To understand how resistant starch works, we need to look at starch in general first. As we mentioned above, starch is a carbohydrate consisting of numerous glucose units. It is produced by most green plants as energy storage. In the human diet, starch is found in staple foods like potatoes, maize (corn), rice, and wheat which makes it the most common carbohydrate we consume. Despite being made up of glucose, starch doesn’t taste sweet. In fact, pure starch is a white, tasteless, and odorless powder.
Resistant starch potentially reduces the risk of developing type 2 diabetes by improving insulin sensitivity, reducing blood glucose, and reducing blood fat levels. People with low insulin sensitivity also referred to as insulin resistance, will require larger amounts of insulin either from their own pancreas or from injections in order to keep blood glucose levels stable.
Low insulin sensitivity is not just a major risk factor for diabetes, but for several other serious conditions, like heart disease and Alzheimer’s as well. Note that if you suffer from low insulin sensitivity it doesn’t necessarily mean that you need to start eating foods rich in resistant starch in excess. Consult a health care provider on how to incorporate it into your individual diet.

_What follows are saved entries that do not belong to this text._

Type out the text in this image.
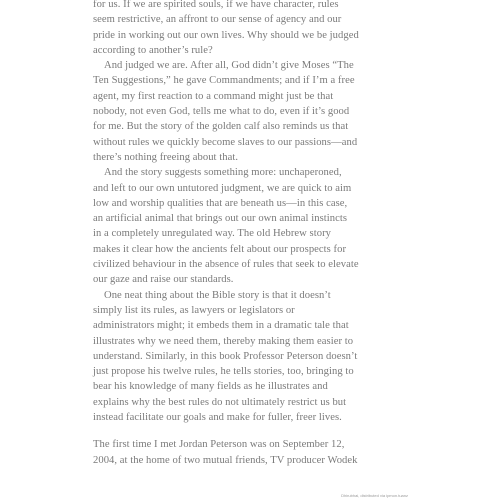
for us. If we are spirited souls, if we have character, rules
seem restrictive, an affront to our sense of agency and our
pride in working out our own lives. Why should we be judged
according to another’s rule?
And judged we are. After all, God didn’t give Moses “The
Ten Suggestions,” he gave Commandments; and if I’m a free
agent, my first reaction to a command might just be that
nobody, not even God, tells me what to do, even if it’s good
for me. But the story of the golden calf also reminds us that
without rules we quickly become slaves to our passions—and
there’s nothing freeing about that.
And the story suggests something more: unchaperoned,
and left to our own untutored judgment, we are quick to aim
low and worship qualities that are beneath us—in this case,
an artificial animal that brings out our own animal instincts
in a completely unregulated way. The old Hebrew story
makes it clear how the ancients felt about our prospects for
civilized behaviour in the absence of rules that seek to elevate
our gaze and raise our standards.
One neat thing about the Bible story is that it doesn’t
simply list its rules, as lawyers or legislators or
administrators might; it embeds them in a dramatic tale that
illustrates why we need them, thereby making them easier to
understand. Similarly, in this book Professor Peterson doesn’t
just propose his twelve rules, he tells stories, too, bringing to
bear his knowledge of many fields as he illustrates and
explains why the best rules do not ultimately restrict us but
instead facilitate our goals and make for fuller, freer lives.
The first time I met Jordan Peterson was on September 12,
2004, at the home of two mutual friends, TV producer Wodek
Dhirubhai, distributed via ipmon.tuanz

Most of the carbs you consume, such as those in grains, pasta, and potatoes, are starches. However, only a few foods naturally contain high amounts of resistant starch. These are the ones you want to look out for:
Oats: Oats are one of the most convenient and efficient ways to add resistant starch to your diet. Being a whole grain, they are also high in antioxidants. 100 grams of cooked oatmeal flakes may contain around 3.6 grams of resistant starch. Letting your cooked oats cool for several hours (or even overnight) will increase the resistant starch content even more.
Cooled rice: Rice is a kitchen staple that is low in cost, easy to prepare, and can be stored over long periods of time. In fact, the resistant starch content continues increasing with the period of time the rice is left to cool, so preparing a large batch saves time and piles on health benefits. While there is resistant starch in all types of rice, brown rice may be preferable to white rice due to its higher fiber content.
Beans and legumes: Beans and legumes provide large amounts of fiber and resistant starch. This category includes black beans, soybeans, garden peas, and more. Most of these options contain 1–5 grams of resistant starch per 100 grams.
Cooked and cooled potatoes: If prepared correctly and left to cool, potatoes become a good source of resistant starch. However, it is lost if you reheat the potatoes. To get the most resistant starch out of them, opt for dishes like potato salad, a cool quiche, or a Nicoise salad.
Related: How to Make a Healthy and Delicious Potato Salad
Green bananas: Both green and ripe bananas are a healthy form of carbs and provide other nutrients such as vitamin C and fiber. However, as the bananas ripen the resistant starch transforms into simple sugars such as glucose and sucrose. Therefore, you should aim to buy green bananas and eat them within a couple of days if you want to maximize your resistant starch intake.